El Universo de Talticpac

 

Más que un grupo musical como cualquier otro, ahora se ha convertido en la Asociación de Investigación Cultural Talticpac, que en náhuat significa universo. Es un conjunto que nació para estudiar el náhuat, la música folclórica, investigar la arqueología, la tradición oral y conservar instrumentos musicales de viento prehispánicos que han sido inventariados en Patrimonio Cultural.


Lunes 12 de noviembre de 2007
Teresa Andrade
teresa.andrade@centroamerica21.com

 

Corría 1987, en plena guerra civil salvadoreña. Muchas manifestaciones culturales de los pueblos y comunidades se habían detenido por el conflicto armado. En muchos de ellos, ya ni celebraban sus fiestas patronales. Cuando un grupo de jóvenes estudiantes inquietos comenzaron a maquinar desde sus puestos qué podían hacer ante esta caída de las manifestaciones tradicionales de los pueblos.

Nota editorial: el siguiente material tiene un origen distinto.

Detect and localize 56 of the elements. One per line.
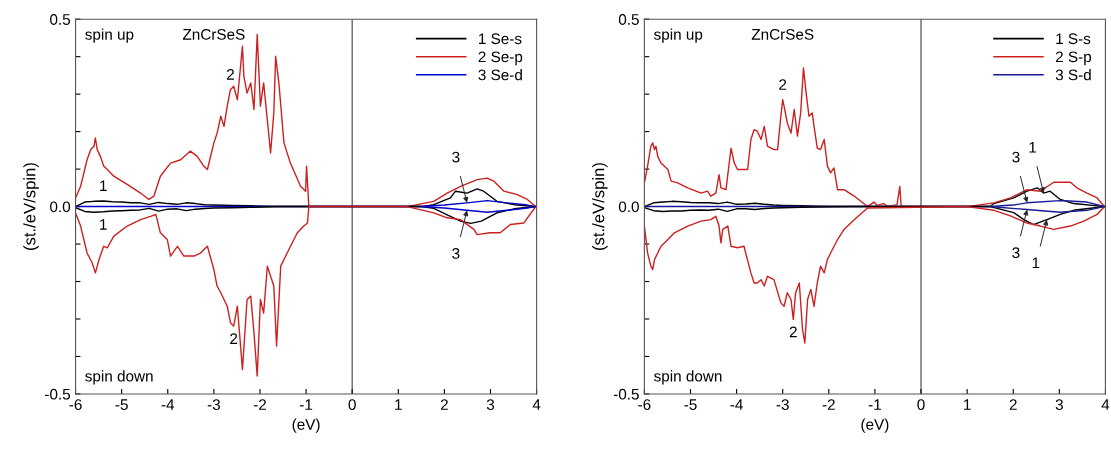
legend-label: 1 S-s bbox=[1056, 33, 1091, 45]
y-tick-label: 0.5 bbox=[618, 14, 639, 25]
annotation: 3 bbox=[452, 151, 460, 163]
legend-label: 1 Se-s bbox=[479, 33, 522, 45]
annotation: 1 bbox=[1029, 142, 1037, 153]
annotation: 1 bbox=[100, 180, 107, 191]
x-tick-label: 0 bbox=[348, 399, 356, 411]
x-tick-label: 1 bbox=[964, 399, 971, 410]
chart-title: ZnCrSeS bbox=[182, 28, 245, 40]
x-tick-label: 2 bbox=[1009, 399, 1017, 410]
y-tick-label: -0.5 bbox=[45, 388, 71, 400]
annotation: 3 bbox=[1012, 151, 1020, 163]
x-tick-label: -5 bbox=[684, 399, 697, 411]
x-tick-label: 3 bbox=[1055, 399, 1063, 411]
annotation: 2 bbox=[789, 326, 797, 338]
y-tick-label: 0.5 bbox=[50, 14, 71, 25]
x-tick-label: -3 bbox=[207, 399, 220, 411]
y-axis-title: (st./eV/spin) bbox=[592, 163, 608, 250]
chart-title: ZnCrSeS bbox=[751, 28, 814, 40]
y-axis-title: (st./eV/spin) bbox=[23, 163, 39, 250]
x-tick-label: -5 bbox=[115, 399, 128, 411]
x-tick-label: -2 bbox=[822, 399, 835, 410]
x-tick-label: -2 bbox=[253, 399, 266, 410]
x-tick-label: 4 bbox=[532, 399, 541, 410]
x-tick-label: -3 bbox=[776, 399, 789, 411]
annotation: spin up bbox=[654, 28, 703, 43]
y-tick-label: -0.5 bbox=[613, 388, 639, 400]
x-tick-label: -6 bbox=[638, 399, 651, 411]
annotation: 2 bbox=[779, 79, 787, 90]
x-tick-label: -4 bbox=[730, 399, 743, 410]
annotation: 3 bbox=[1012, 247, 1020, 259]
y-tick-label: 0.0 bbox=[618, 201, 639, 213]
annotation: 1 bbox=[1032, 257, 1040, 269]
x-tick-label: 0 bbox=[917, 399, 925, 411]
x-tick-label: 4 bbox=[1101, 399, 1110, 410]
legend-label: 2 Se-p bbox=[478, 51, 523, 66]
x-tick-label: -6 bbox=[69, 399, 82, 411]
x-tick-label: 2 bbox=[440, 399, 448, 410]
x-tick-label: -4 bbox=[161, 399, 175, 410]
annotation: spin down bbox=[654, 370, 722, 385]
x-tick-label: -1 bbox=[868, 399, 881, 410]
annotation: 2 bbox=[230, 333, 238, 344]
annotation: 3 bbox=[452, 248, 460, 259]
x-tick-label: -1 bbox=[299, 399, 313, 410]
legend-label: 3 S-d bbox=[1055, 69, 1091, 81]
annotation: spin down bbox=[85, 370, 153, 385]
legend-label: 3 Se-d bbox=[478, 69, 522, 81]
x-axis-title: (eV) bbox=[861, 418, 889, 433]
annotation: spin up bbox=[85, 28, 134, 43]
x-axis-title: (eV) bbox=[292, 418, 320, 433]
x-tick-label: 3 bbox=[486, 399, 495, 411]
legend-label: 2 S-p bbox=[1055, 51, 1092, 66]
x-tick-label: 1 bbox=[395, 399, 402, 410]
annotation: 1 bbox=[100, 219, 107, 230]
annotation: 2 bbox=[226, 69, 234, 80]
y-tick-label: 0.0 bbox=[50, 201, 71, 213]
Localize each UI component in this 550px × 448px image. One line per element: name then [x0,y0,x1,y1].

Estos jóvenes universitarios tenían ya una experiencia recorrida en algunas expresiones de la cultura salvadoreña. Algunos estaban más atraídos por la arqueología, otros por la música y otros por la parte lingüística y el estudio del idioma náhuat. Posteriormente, otros jóvenes comenzaron con la inquietud de investigar sobre la danza.

Pito

Entonces, deciden formar Talticpac, con el único fin de investigar, valorizar y rescatar la tradición indígena de El Salvador, en el sentido de dar a conocer su riqueza a través de la música y otras expresiones culturales.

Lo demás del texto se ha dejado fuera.